Appropriate support for birth

Sunday, June 15th, 2003

The important role of fathers during pregnancy, labour and birth was a topic we discussed yesterday. Twenty years ago, when we first started promoting the “active birth” concept, we realised that fathers needed support during labour, almost as much at the mothers at times.

As Michel Odent has pointed out, if anyone is anxious during the birth process, this contagious emotion will be picked up by the labouring woman and this can have an adverse effect on her ability to labour well. Fathers could easily be frightened by the events of labour and their needs must be recognised and appropriately supported.

In Australia, hospitals responded to these needs by opening their labour wards to all comers (sometimes they regretted this, as large families and multiple friends arrived!) and the prenatal classes were rescheduled to nights so that fathers could attend and learn practical measures so they could be useful birth partners. On the whole, it has worked well, and it is clear that the men have appreciated being involved. Being present at the birth not only enhances the bond between the father and his baby, but also better supports ongoing breastfeeding.

Some of comments following our video yesterday (Giving Birth: Challenges and Choices) highlighted the active involvement of the father. I will be showing a video clip from The Art of Birth today, where the father enthusiastically praises the concept of home birth, as another reminder of the importance of fathers at birth.

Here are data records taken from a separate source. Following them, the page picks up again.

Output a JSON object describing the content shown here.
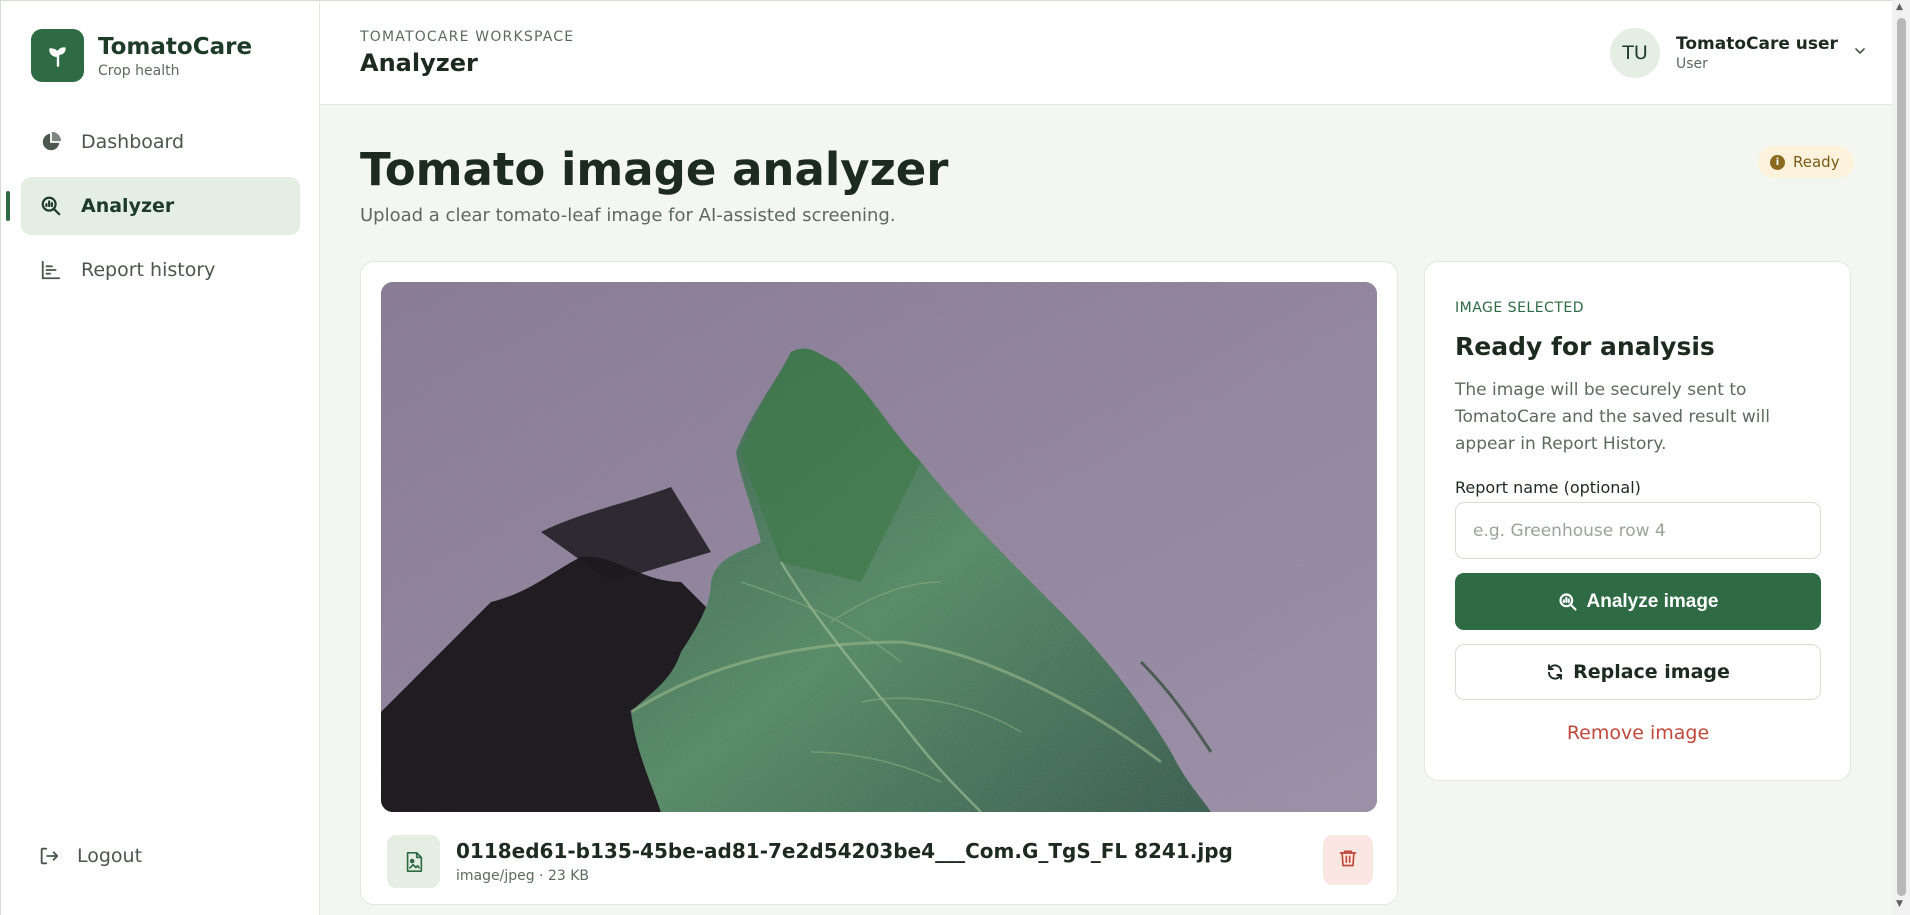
{
  "brand": {
    "name": "TomatoCare",
    "subtitle": "Crop health"
  },
  "sidebar": {
    "items": [
      {
        "label": "Dashboard",
        "icon": "pie-chart-icon",
        "active": false
      },
      {
        "label": "Analyzer",
        "icon": "scan-search-icon",
        "active": true
      },
      {
        "label": "Report history",
        "icon": "bar-chart-icon",
        "active": false
      }
    ],
    "logout_label": "Logout"
  },
  "header": {
    "workspace_label": "TOMATOCARE WORKSPACE",
    "title": "Analyzer",
    "user": {
      "initials": "TU",
      "name": "TomatoCare user",
      "role": "User"
    }
  },
  "main": {
    "title": "Tomato image analyzer",
    "subtitle": "Upload a clear tomato-leaf image for AI-assisted screening.",
    "status_badge": "Ready"
  },
  "preview": {
    "file_name": "0118ed61-b135-45be-ad81-7e2d54203be4___Com.G_TgS_FL 8241.jpg",
    "file_meta": "image/jpeg · 23 KB"
  },
  "analysis_panel": {
    "eyebrow": "IMAGE SELECTED",
    "title": "Ready for analysis",
    "description": "The image will be securely sent to TomatoCare and the saved result will appear in Report History.",
    "report_name_label": "Report name (optional)",
    "report_name_placeholder": "e.g. Greenhouse row 4",
    "report_name_value": "",
    "analyze_label": "Analyze image",
    "replace_label": "Replace image",
    "remove_label": "Remove image"
  },
  "colors": {
    "brand_green": "#2e6a43",
    "active_nav_bg": "#e4eee2",
    "badge_bg": "#fdf3dd",
    "danger": "#c2483c"
  }
}
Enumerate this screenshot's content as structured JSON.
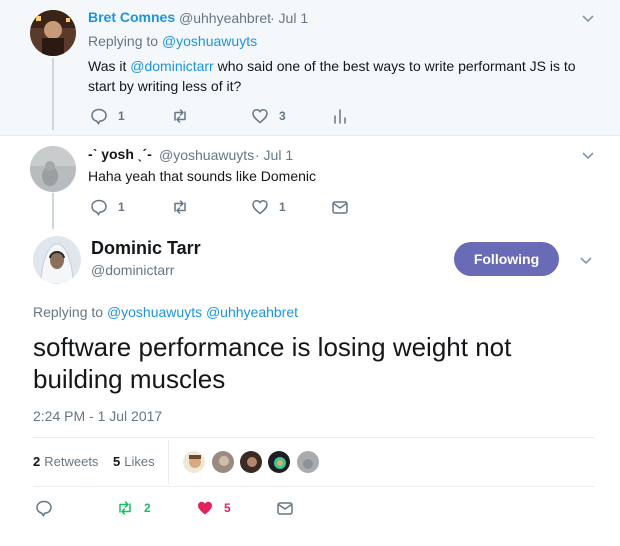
{
  "tweet1": {
    "name": "Bret Comnes",
    "handle": "@uhhyeahbret",
    "date": "· Jul 1",
    "replying_label": "Replying to",
    "replying_to": "@yoshuawuyts",
    "text_before": "Was it ",
    "text_mention": "@dominictarr",
    "text_after_line1": " who said one of the best ways to write performant JS is to",
    "text_line2": "start by writing less of it?",
    "replies": "1",
    "retweets": "",
    "likes": "3"
  },
  "tweet2": {
    "name": "-ˋ yosh ˎ´-",
    "handle": "@yoshuawuyts",
    "date": "· Jul 1",
    "text": "Haha yeah that sounds like Domenic",
    "replies": "1",
    "likes": "1"
  },
  "main": {
    "name": "Dominic Tarr",
    "handle": "@dominictarr",
    "follow_label": "Following",
    "replying_label": "Replying to",
    "replying_to": "@yoshuawuyts @uhhyeahbret",
    "text": "software performance is losing weight not building muscles",
    "timestamp": "2:24 PM - 1 Jul 2017",
    "retweet_count": "2",
    "retweet_label": "Retweets",
    "like_count": "5",
    "like_label": "Likes",
    "action_retweets": "2",
    "action_likes": "5"
  },
  "colors": {
    "link": "#1b95e0",
    "follow_button": "#6a6bb7",
    "retweet_green": "#17bf63",
    "like_red": "#e0245e",
    "muted": "#657786"
  },
  "icons": [
    "reply-icon",
    "retweet-icon",
    "heart-icon",
    "analytics-icon",
    "direct-message-icon",
    "chevron-down-icon"
  ]
}
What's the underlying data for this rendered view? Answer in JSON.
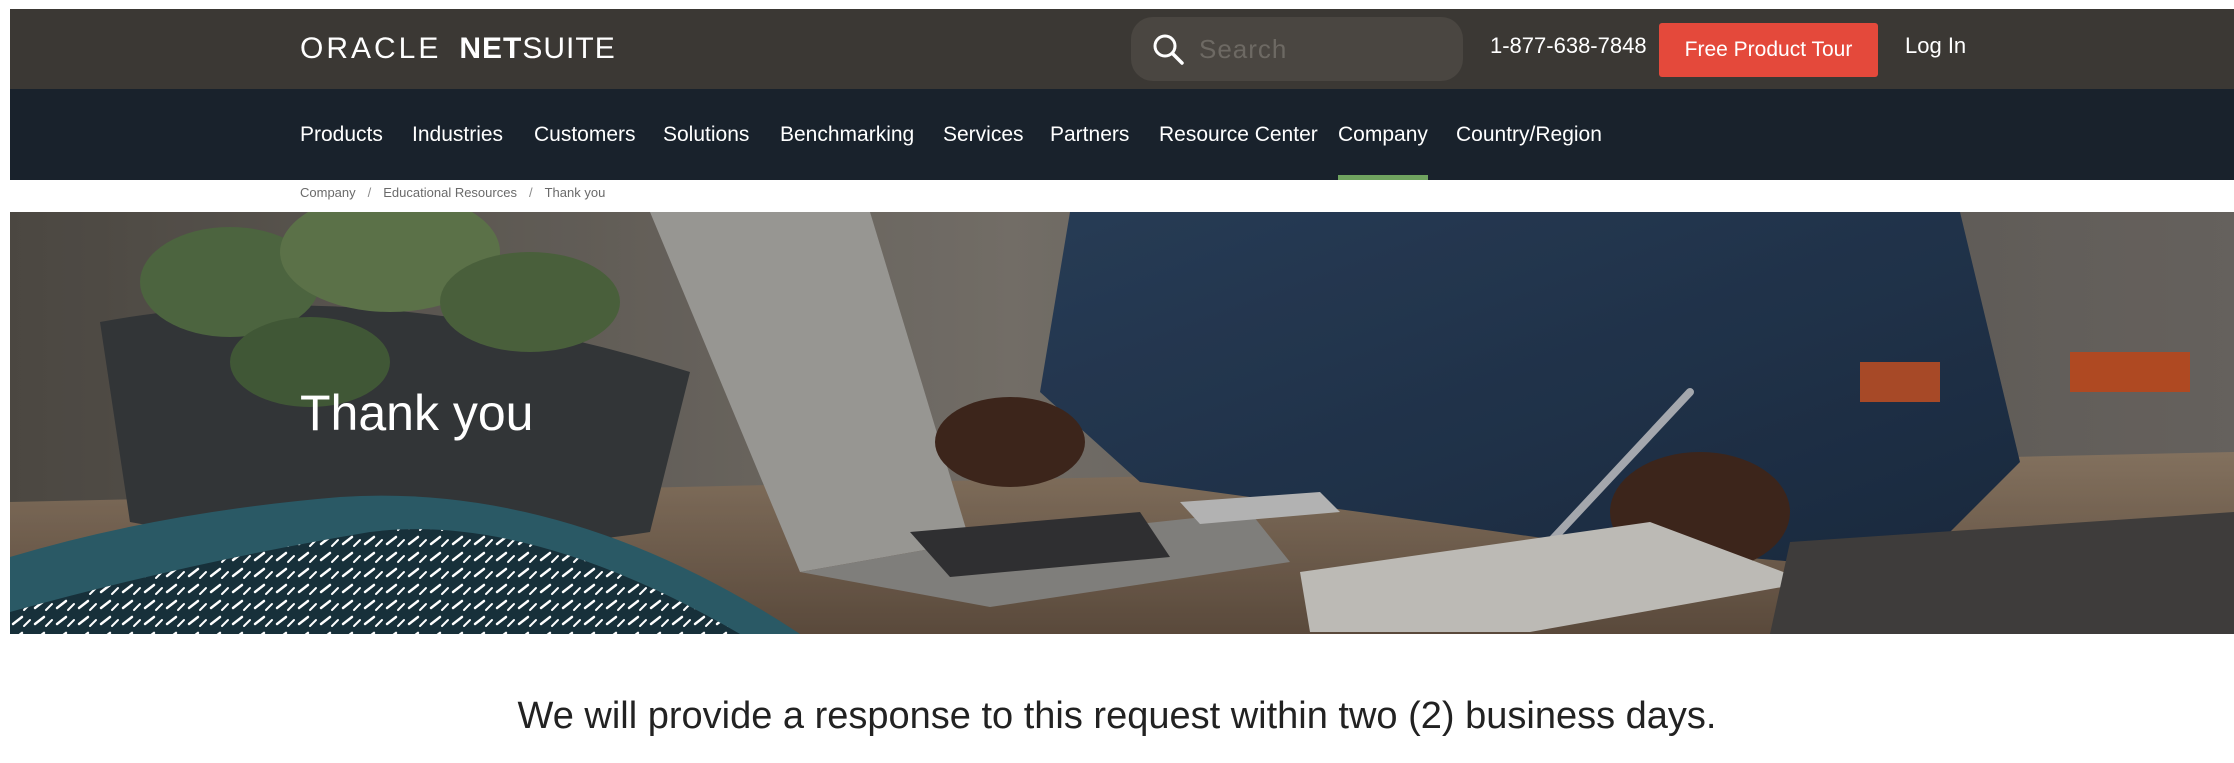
{
  "header": {
    "logo": {
      "oracle": "ORACLE",
      "net": "NET",
      "suite": "SUITE"
    },
    "search": {
      "placeholder": "Search",
      "icon": "search-icon"
    },
    "phone": "1-877-638-7848",
    "tour_button": "Free Product Tour",
    "login": "Log In"
  },
  "nav": {
    "items": [
      {
        "label": "Products",
        "active": false
      },
      {
        "label": "Industries",
        "active": false
      },
      {
        "label": "Customers",
        "active": false
      },
      {
        "label": "Solutions",
        "active": false
      },
      {
        "label": "Benchmarking",
        "active": false
      },
      {
        "label": "Services",
        "active": false
      },
      {
        "label": "Partners",
        "active": false
      },
      {
        "label": "Resource Center",
        "active": false
      },
      {
        "label": "Company",
        "active": true
      },
      {
        "label": "Country/Region",
        "active": false
      }
    ]
  },
  "breadcrumb": [
    "Company",
    "Educational Resources",
    "Thank you"
  ],
  "hero": {
    "title": "Thank you"
  },
  "message": "We will provide a response to this request within two (2) business days.",
  "colors": {
    "topbar": "#3b3834",
    "navbar": "#19222c",
    "accent_red": "#e4493b",
    "active_underline": "#6fa35f"
  }
}
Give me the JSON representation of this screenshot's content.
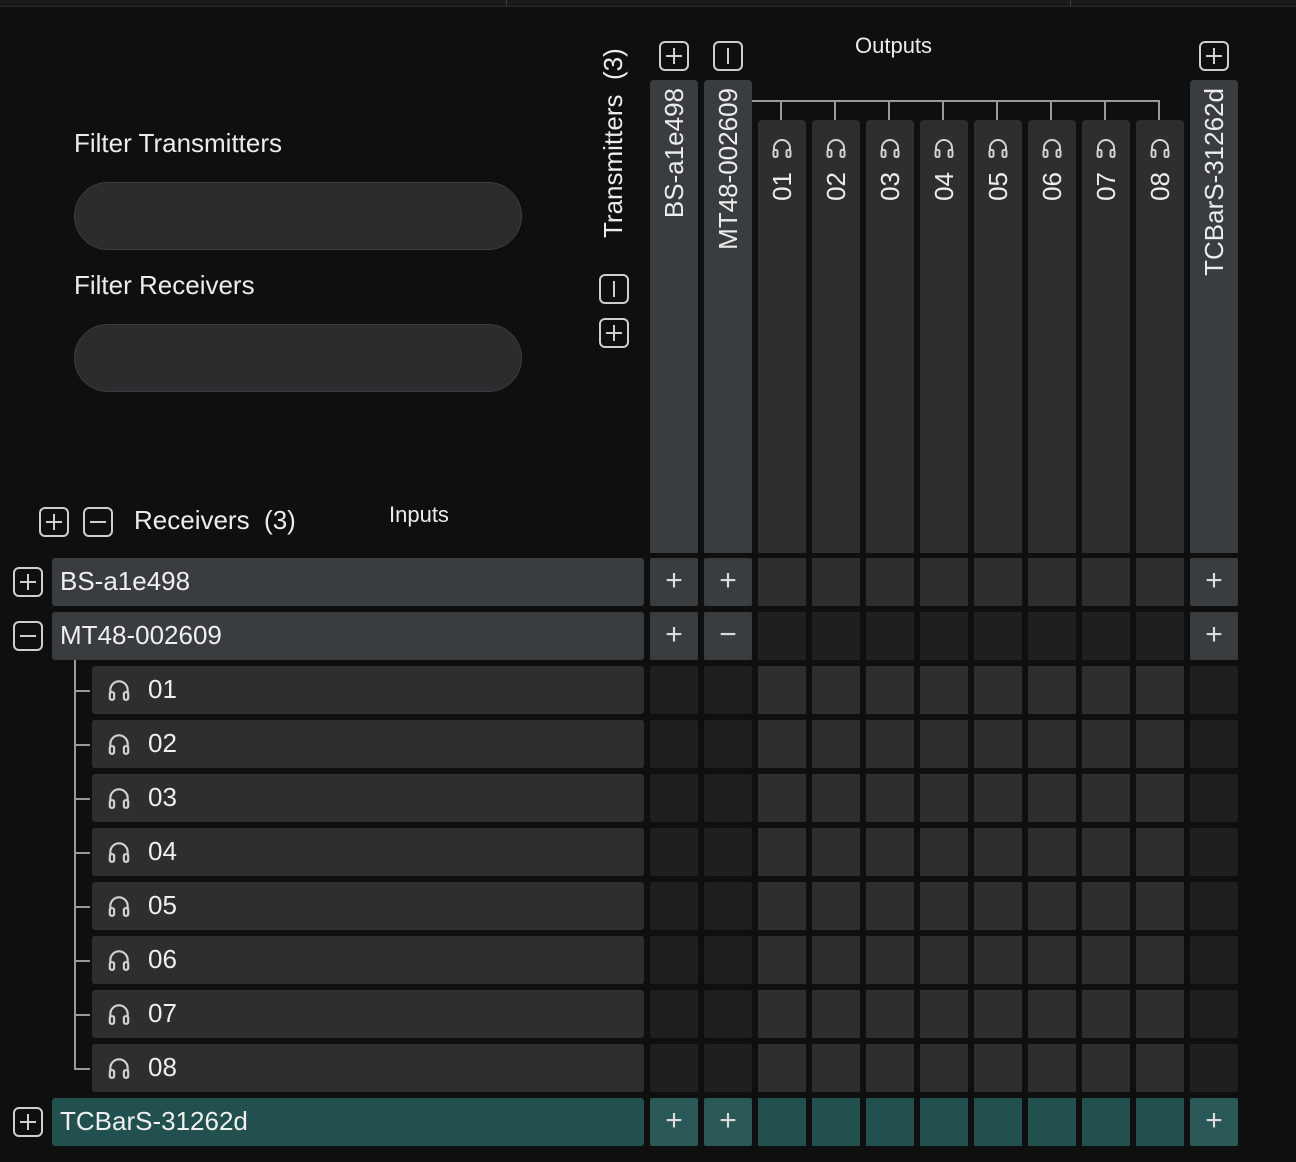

The Southern General Hospital in Glasgow, where this workshop is taking place, still has a policy of only one support person at the birth. It is hard to imagine how such an antiquated policy could still be in place and I will be challenging the midwives in this group to press for changes to bring this hospital into line with others elsewhere. It is a discriminatory policy and also a social intervention in birth and it needs to be changed without delay.